Cartographie des températures de surface en 2002, des terrils de Saint-Etienne
en combustion depuis leur création vers 1940.

Document du Laboratoire national d’essais, LNE 










 

mercredi 19 mars 2014



POLITIQUE-FICTION

Bassin houiller : naissance d'une ville nouvelle

C’est l’heure de vous parler des élections municipales de 2032. Précédées d’un redécoupage, elles vont permettre aux électeurs du 57800 de désigner pour six ans le conseil municipal unique de cette entité nouvelle de près de 20 000 habitants.




Freyming-Merlebach en 1965
 © Gilbert Friderich - droits réservés



Un regroupement de communes autour du même code postal en vigueur depuis soixante ans. Ce que l’administration des PTT, prédécesseur de La Poste avait fait en réduisant les 36 000 communes françaises à 6 300 numéros, le bassin houiller lorrain vient de le vivre, en ce début d’année 2032, autour de l’ancienne métropole du charbon, ville-siège des HBL. Une commune au lieu de cinq, à la suite d'un redécoupage administratif volontaire.

Les élections municipales de 2032 ont été précédées d’un référendum. Pour les habitants de Merosfreybebeco, il avait porté sur une question fermée : «-Etes-vous POUR ou CONTRE le regroupement des communes ayant le même code postal 57800 ?-». Une majorité de «-POUR-» est sortie des urnes électroniques. Les électeurs de Freyming-Merlebach, Rosbruck, Béning-lès-Saint-Avold, Betting et Cocheren auront ainsi à désigner, lors des scrutins des 7 et 14 mars, un conseil municipal unique composé de 33 membres (contre 101 auparavant), 9 adjoints au maire au maximum, qui siègera dans l’ancienne métropole du charbon en son nouvel hôtel de ville inauguré il y a vingt ans.

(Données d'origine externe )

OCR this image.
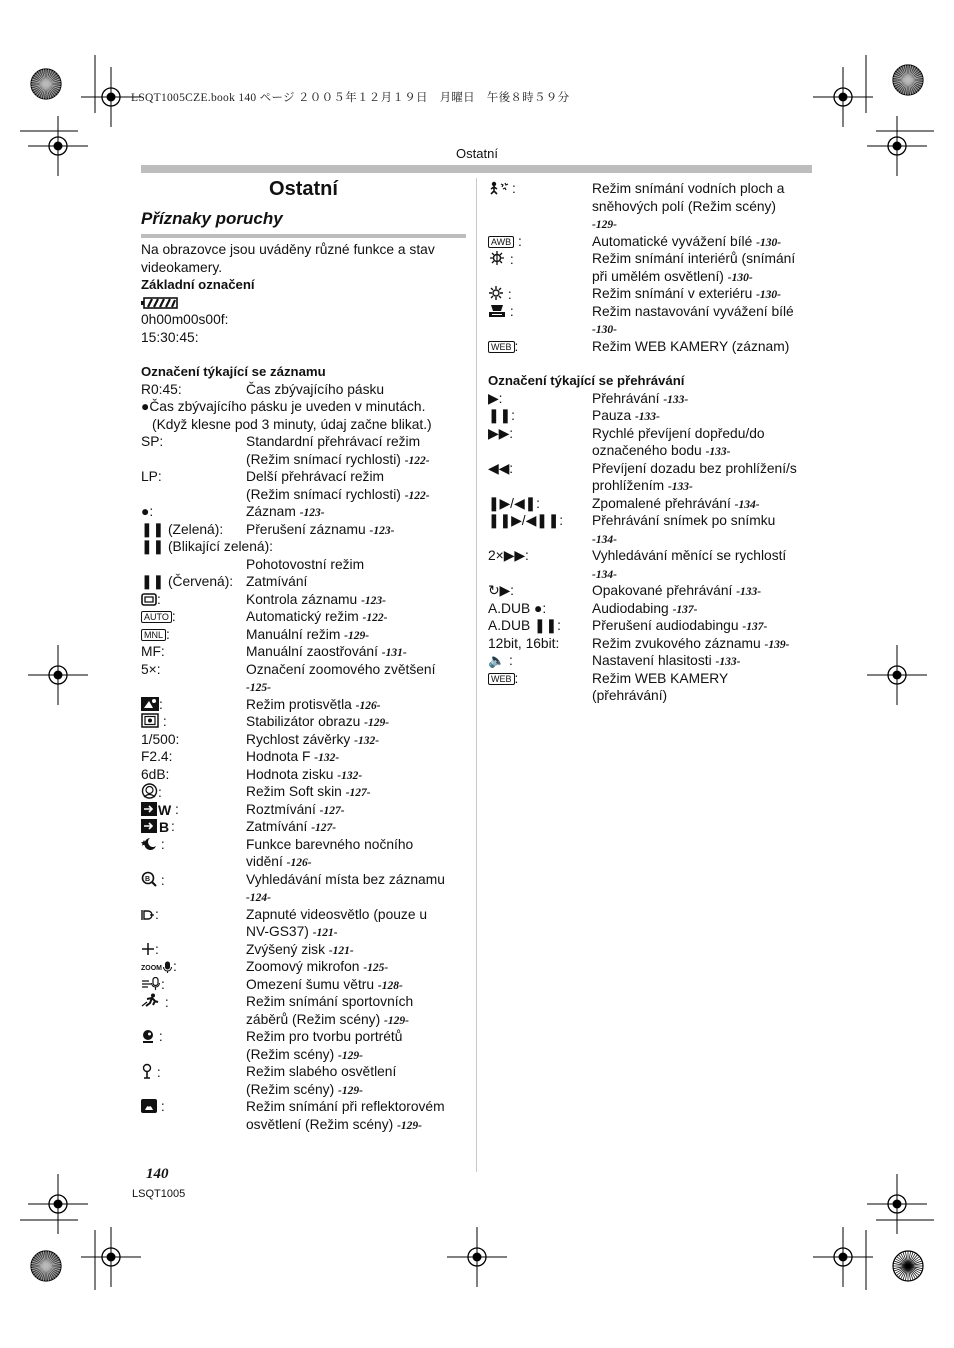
LSQT1005CZE.book 140 ページ ２００５年１２月１９日　月曜日　午後８時５９分
Ostatní
Ostatní
Příznaky poruchy
Na obrazovce jsou uváděny různé funkce a stav
videokamery.
Základní označení
0h00m00s00f:
15:30:45:
Označení týkající se záznamu
R0:45:	Čas zbývajícího pásku
●Čas zbývajícího pásku je uveden v minutách.
(Když klesne pod 3 minuty, údaj začne blikat.)
SP:	Standardní přehrávací režim
(Režim snímací rychlosti) -122-
LP:	Delší přehrávací režim
(Režim snímací rychlosti) -122-
●:	Záznam -123-
❚❚ (Zelená): Přerušení záznamu -123-
❚❚ (Blikající zelená):
Pohotovostní režim
❚❚ (Červená): Zatmívání
:	Kontrola záznamu -123-
AUTO :	Automatický režim -122-
MNL :	Manuální režim -129-
MF:	Manuální zaostřování -131-
5×:	Označení zoomového zvětšení
-125-
:	Režim protisvětla -126-
:	Stabilizátor obrazu -129-
1/500:	Rychlost závěrky -132-
F2.4:	Hodnota F -132-
6dB:	Hodnota zisku -132-
:	Režim Soft skin -127-
W :	Roztmívání -127-
B :	Zatmívání -127-
:	Funkce barevného nočního
vidění -126-
B :	Vyhledávání místa bez záznamu
-124-
:	Zapnuté videosvětlo (pouze u
NV-GS37) -121-
:	Zvýšený zisk -121-
ZOOM :	Zoomový mikrofon -125-
:	Omezení šumu větru -128-
:	Režim snímání sportovních
záběrů (Režim scény) -129-
:	Režim pro tvorbu portrétů
(Režim scény) -129-
:	Režim slabého osvětlení
(Režim scény) -129-
:	Režim snímání při reflektorovém
osvětlení (Režim scény) -129-
:	Režim snímání vodních ploch a
sněhových polí (Režim scény)
-129-
AWB :	Automatické vyvážení bílé -130-
:	Režim snímání interiérů (snímání
při umělém osvětlení) -130-
:	Režim snímání v exteriéru -130-
:	Režim nastavování vyvážení bílé
-130-
WEB :	Režim WEB KAMERY (záznam)
Označení týkající se přehrávání
▶:	Přehrávání -133-
❚❚:	Pauza -133-
▶▶:	Rychlé převíjení dopředu/do
označeného bodu -133-
◀◀:	Převíjení dozadu bez prohlížení/s
prohlížením -133-
❚▶/◀❚:	Zpomalené přehrávání -134-
❚❚▶/◀❚❚: Přehrávání snímek po snímku
-134-
2×▶▶:	Vyhledávání měnící se rychlostí
-134-
↻▶:	Opakované přehrávání -133-
A.DUB ●:	Audiodabing -137-
A.DUB ❚❚: Přerušení audiodabingu -137-
12bit, 16bit: Režim zvukového záznamu -139-
🔈 :	Nastavení hlasitosti -133-
WEB :	Režim WEB KAMERY
(přehrávání)
140
LSQT1005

D’âpres discussions ont encore eu lieu à propos du droit de vote et d'éligibilité des résidents étrangers de pays membres de l'Union européenne aux élections européennes et municipales, un débat qui n’est toujours pas tranché, relancé régulièrement depuis Maastricht (1992). Pour l’essentiel, le code électoral dans le cadre des principes fixés par la Constitution, n’a pas subi de modifications notoires. Le matériel électoral est parvenu aux électeurs par La Poste, encourageant le vote par Internet.


On est parvenu à sécuriser l’expression des suffrages “à bulletin secret” à partir d’un ordinateur ou d’une tablette. Quant à l’éventuel problème de la sincérité du vote, le contrôle est transféré du citoyen à l'État, qui met en place la procédure ad hoc. Dans ce but, une loi a rendu obligatoire la transparence du code source des procédures utilisées pour le vote électronique et les machines à voter. Les centralisations successives des résultats permettent à des personnes physiques de s'assurer que les résultats pris en compte au stade final sont bien ceux qui résultent des dépouillements successifs et de garantir l'électeur contre la fraude électorale.

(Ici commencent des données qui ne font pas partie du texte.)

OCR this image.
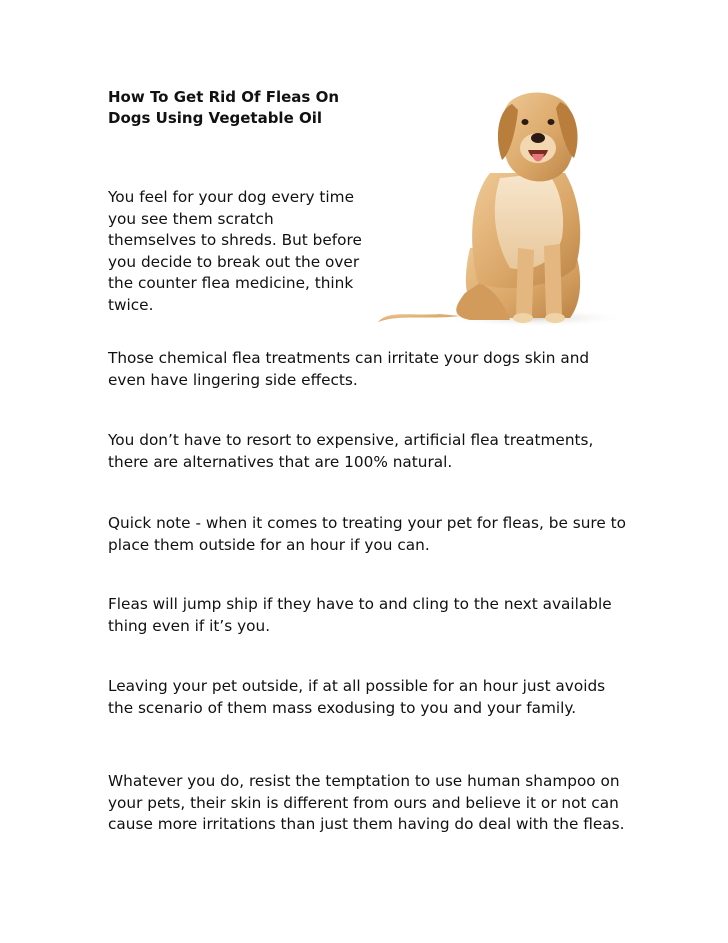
How To Get Rid Of Fleas On Dogs Using Vegetable Oil

You feel for your dog every time you see them scratch themselves to shreds. But before you decide to break out the over the counter flea medicine, think twice.

Those chemical flea treatments can irritate your dogs skin and even have lingering side effects.

You don’t have to resort to expensive, artificial flea treatments, there are alternatives that are 100% natural.

Quick note - when it comes to treating your pet for fleas, be sure to place them outside for an hour if you can.

Fleas will jump ship if they have to and cling to the next available thing even if it’s you.

Leaving your pet outside, if at all possible for an hour just avoids the scenario of them mass exodusing to you and your family.

Whatever you do, resist the temptation to use human shampoo on your pets, their skin is different from ours and believe it or not can cause more irritations than just them having do deal with the fleas.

Déjà, le référendum qui a précédé les élections municipales des 7 et 14 mars 2032, a permis de tester le dispositif en grandeur réelle. On a, toutefois, été incapable de mesurer l’engouement populaire autrement que par le nombre de clics et les réactions sur les réseaux prétendument “sociaux”, chacun étant resté chez soi devant un écran froid. Un service d’aide à la personne a fait ses preuves au domicile des électeurs ou en maisons de retraite.

Néanmoins, l’usage du clavier a remis en question la cartographie des dix intercommunalités du bassin houiller lorrain. Qui se souvient que celles-ci avaient été créées à l’instigation des Houillères du Bassin de Lorraine, aux ordres de l’Etat et tout particulièrement de Bercy ? Ces communautés de communes et communautés d’agglomération, qui s'appelaient à l'origine “districts” et “Sivom”, avaient déplacé le centre de gravité du pouvoir local vers les chefs-lieux et amené les communes à mutualiser des moyens devant la diminution puis la disparition de la redevance minière.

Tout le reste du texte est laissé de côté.